AboutJ.L. Slipak Expertise Over the last 19 years, I have been researching the issue of stepparenting/stepchildren and living life as a blended family. I have 4 stepchildren. I am available to answer any questions regarding parenting a stepchild/stepchildren and will base my answers using my own personal experience with 4 of my own.
I'm an advocate for children with special needs and have worked in the legal area of Family Law and Civil Law for 7 years. I'm a published writer of this subject. I have dealt with many issues including: dealing with the biological parent, eating disorders, relationships between siblings, education, access, etc. I can offer support, personal opinions and resources based on research I've used while writing about these subjects. Don't ask me any questions that you have the answers for already. Make sure you include all information pertaining to the question at hand, as I base my answers on what you've sent me. Remember, this is just my opinion and nothing else. I wish all stepparents great success with their perspective lives. Remember it takes a lot to step in when others have stepped out.
Experience
Education/Credentials BFA, working towards my Masters. Stepparent of 4 stepchildren.Bioparent of two, all inclusive of two special needs children: one down syndrome; the other ODD/ADD.

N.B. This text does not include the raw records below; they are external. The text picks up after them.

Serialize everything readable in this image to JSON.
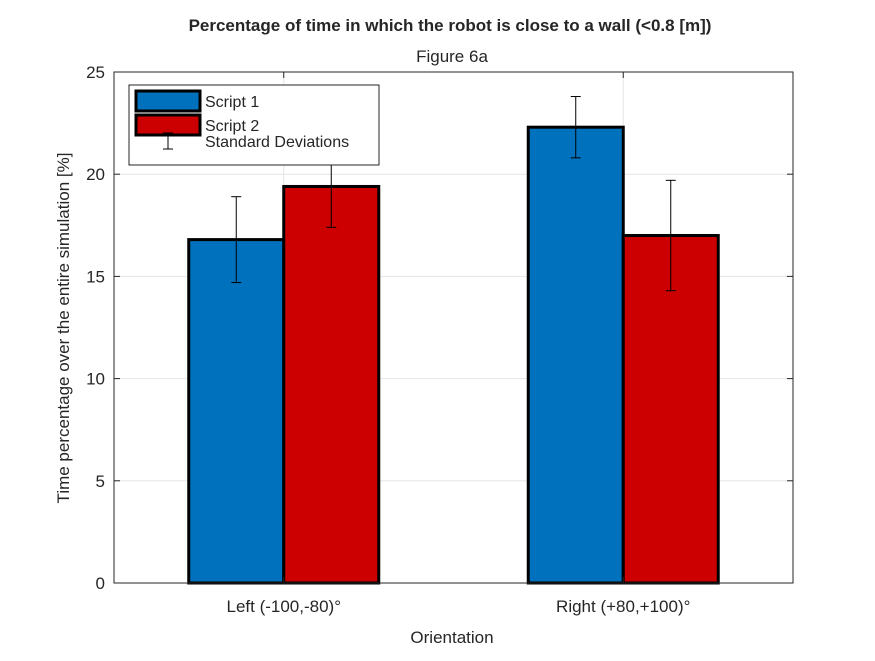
{
  "chart_data": {
    "type": "bar",
    "title": "Percentage of time in which the robot is close to a wall (<0.8 [m])",
    "subtitle": "Figure 6a",
    "xlabel": "Orientation",
    "ylabel": "Time percentage over the entire simulation [%]",
    "categories": [
      "Left (-100,-80)°",
      "Right (+80,+100)°"
    ],
    "series": [
      {
        "name": "Script 1",
        "color": "#0072BD",
        "values": [
          16.8,
          22.3
        ],
        "errors": [
          2.1,
          1.5
        ]
      },
      {
        "name": "Script 2",
        "color": "#CC0000",
        "values": [
          19.4,
          17.0
        ],
        "errors": [
          2.0,
          2.7
        ]
      }
    ],
    "errorbar_legend": "Standard Deviations",
    "ylim": [
      0,
      25
    ],
    "yticks": [
      0,
      5,
      10,
      15,
      20,
      25
    ],
    "grid": true,
    "legend_position": "top-left"
  }
}
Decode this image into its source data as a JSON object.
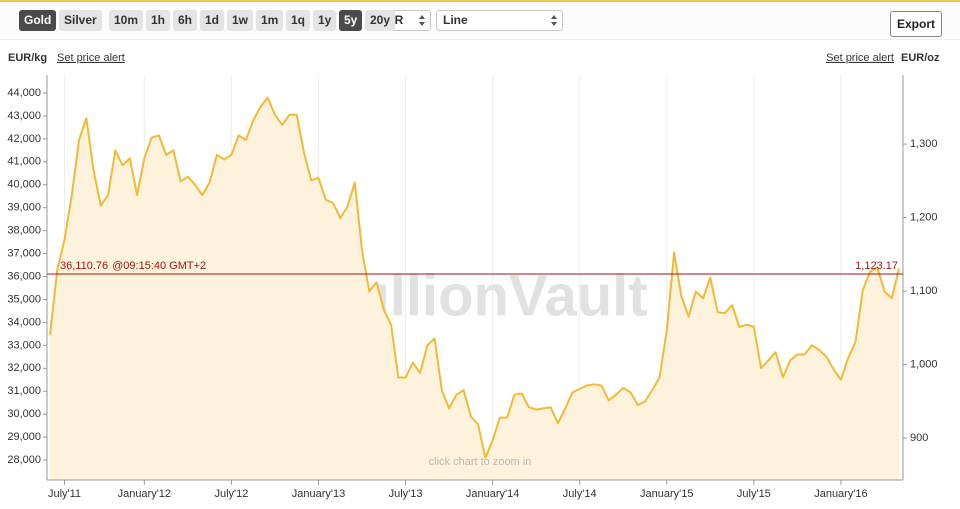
{
  "toolbar": {
    "metals": [
      "Gold",
      "Silver"
    ],
    "active_metal": 0,
    "periods": [
      "10m",
      "1h",
      "6h",
      "1d",
      "1w",
      "1m",
      "1q",
      "1y",
      "5y",
      "20y"
    ],
    "active_period": 8,
    "currency": "EUR",
    "chart_style": "Line",
    "export": "Export"
  },
  "chart_data": {
    "type": "line",
    "ylabel": "EUR/kg",
    "y2label": "EUR/oz",
    "alert_link": "Set price alert",
    "watermark": "BullionVault",
    "hint": "click chart to zoom in",
    "color": "#f2b935",
    "fill": "#fdf3dc",
    "grid": "x",
    "categories": [
      null,
      null,
      "July'11",
      null,
      null,
      null,
      null,
      null,
      null,
      null,
      null,
      null,
      null,
      "January'12",
      null,
      null,
      null,
      null,
      null,
      null,
      null,
      null,
      null,
      null,
      null,
      "July'12",
      null,
      null,
      null,
      null,
      null,
      null,
      null,
      null,
      null,
      null,
      null,
      "January'13",
      null,
      null,
      null,
      null,
      null,
      null,
      null,
      null,
      null,
      null,
      null,
      "July'13",
      null,
      null,
      null,
      null,
      null,
      null,
      null,
      null,
      null,
      null,
      null,
      "January'14",
      null,
      null,
      null,
      null,
      null,
      null,
      null,
      null,
      null,
      null,
      null,
      "July'14",
      null,
      null,
      null,
      null,
      null,
      null,
      null,
      null,
      null,
      null,
      null,
      "January'15",
      null,
      null,
      null,
      null,
      null,
      null,
      null,
      null,
      null,
      null,
      null,
      "July'15",
      null,
      null,
      null,
      null,
      null,
      null,
      null,
      null,
      null,
      null,
      null,
      "January'16",
      null,
      null,
      null,
      null,
      null,
      null,
      null,
      null
    ],
    "values": [
      33450,
      36300,
      37600,
      39550,
      41950,
      42900,
      40650,
      39100,
      39550,
      41500,
      40850,
      41150,
      39550,
      41150,
      42050,
      42150,
      41300,
      41500,
      40150,
      40350,
      40000,
      39550,
      40100,
      41300,
      41100,
      41300,
      42150,
      41950,
      42800,
      43400,
      43800,
      43050,
      42600,
      43050,
      43050,
      41400,
      40200,
      40300,
      39350,
      39200,
      38550,
      39050,
      40100,
      37150,
      35350,
      35750,
      34550,
      33900,
      31600,
      31600,
      32250,
      31800,
      33000,
      33300,
      31050,
      30250,
      30850,
      31050,
      29900,
      29550,
      28100,
      28850,
      29850,
      29850,
      30850,
      30900,
      30300,
      30200,
      30250,
      30300,
      29600,
      30250,
      30950,
      31100,
      31250,
      31300,
      31250,
      30600,
      30850,
      31150,
      30950,
      30400,
      30550,
      31050,
      31600,
      33650,
      37050,
      35150,
      34250,
      35350,
      35050,
      35950,
      34450,
      34400,
      34750,
      33800,
      33900,
      33800,
      32000,
      32350,
      32700,
      31600,
      32350,
      32600,
      32600,
      33000,
      32800,
      32500,
      31950,
      31500,
      32450,
      33150,
      35400,
      36200,
      36400,
      35350,
      35050,
      36350
    ],
    "ylim": [
      27130,
      44785
    ],
    "yticks": [
      {
        "value": 28000,
        "label": "28,000"
      },
      {
        "value": 29000,
        "label": "29,000"
      },
      {
        "value": 30000,
        "label": "30,000"
      },
      {
        "value": 31000,
        "label": "31,000"
      },
      {
        "value": 32000,
        "label": "32,000"
      },
      {
        "value": 33000,
        "label": "33,000"
      },
      {
        "value": 34000,
        "label": "34,000"
      },
      {
        "value": 35000,
        "label": "35,000"
      },
      {
        "value": 36000,
        "label": "36,000"
      },
      {
        "value": 37000,
        "label": "37,000"
      },
      {
        "value": 38000,
        "label": "38,000"
      },
      {
        "value": 39000,
        "label": "39,000"
      },
      {
        "value": 40000,
        "label": "40,000"
      },
      {
        "value": 41000,
        "label": "41,000"
      },
      {
        "value": 42000,
        "label": "42,000"
      },
      {
        "value": 43000,
        "label": "43,000"
      },
      {
        "value": 44000,
        "label": "44,000"
      }
    ],
    "y2lim": [
      843,
      1394
    ],
    "y2ticks": [
      900,
      {
        "value": 1000,
        "label": "1,000"
      },
      {
        "value": 1100,
        "label": "1,100"
      },
      {
        "value": 1200,
        "label": "1,200"
      },
      {
        "value": 1300,
        "label": "1,300"
      }
    ],
    "reference_line": {
      "value": 36110.76,
      "label": "36,110.76",
      "note": "@09:15:40 GMT+2",
      "color": "#a31515",
      "y2": {
        "value": 1123.17,
        "label": "1,123.17"
      }
    }
  }
}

Expert: J.L. Slipak Date: 6/13/2008 Subject: How do you no get so upset
Question I have a 14 year old step daughter a couple of years ago we had to move away. Her mother has always told her how bad her dad is even know he is the best dad he is helping raise our 14 year old son.(mine) This child talks to her dad like he is a dog and now she is going around slamming me and my name. I am getting so upset because she is being so ugly she would not even come to see her dad after we got the plane tickets and also had a week in san antino planned. I have 4 kids with her there are only her and the other 14 year old that are underage.I have tried to help her but with the mom in the world I don't think this child has a chance of a normal life.
Answer Hello Tina,
Can't change what we don't have the power to change. As stepparents, we see a lot of behaviors from bios that make our skin crawl, especially how they use their own children to get at their Exs, regardless of how this will harm the child.
Their own bitterness is put first, when it should be the child's well being that they remember while whispering hateful, manipulative things in their ears to exact revenge on the EX.
Just do what you can, but don't keep setting yourself up to be hurt. It's a shame steps don't have more power, because this usage of this girl in such a cruel manner borderlines emotional abuse.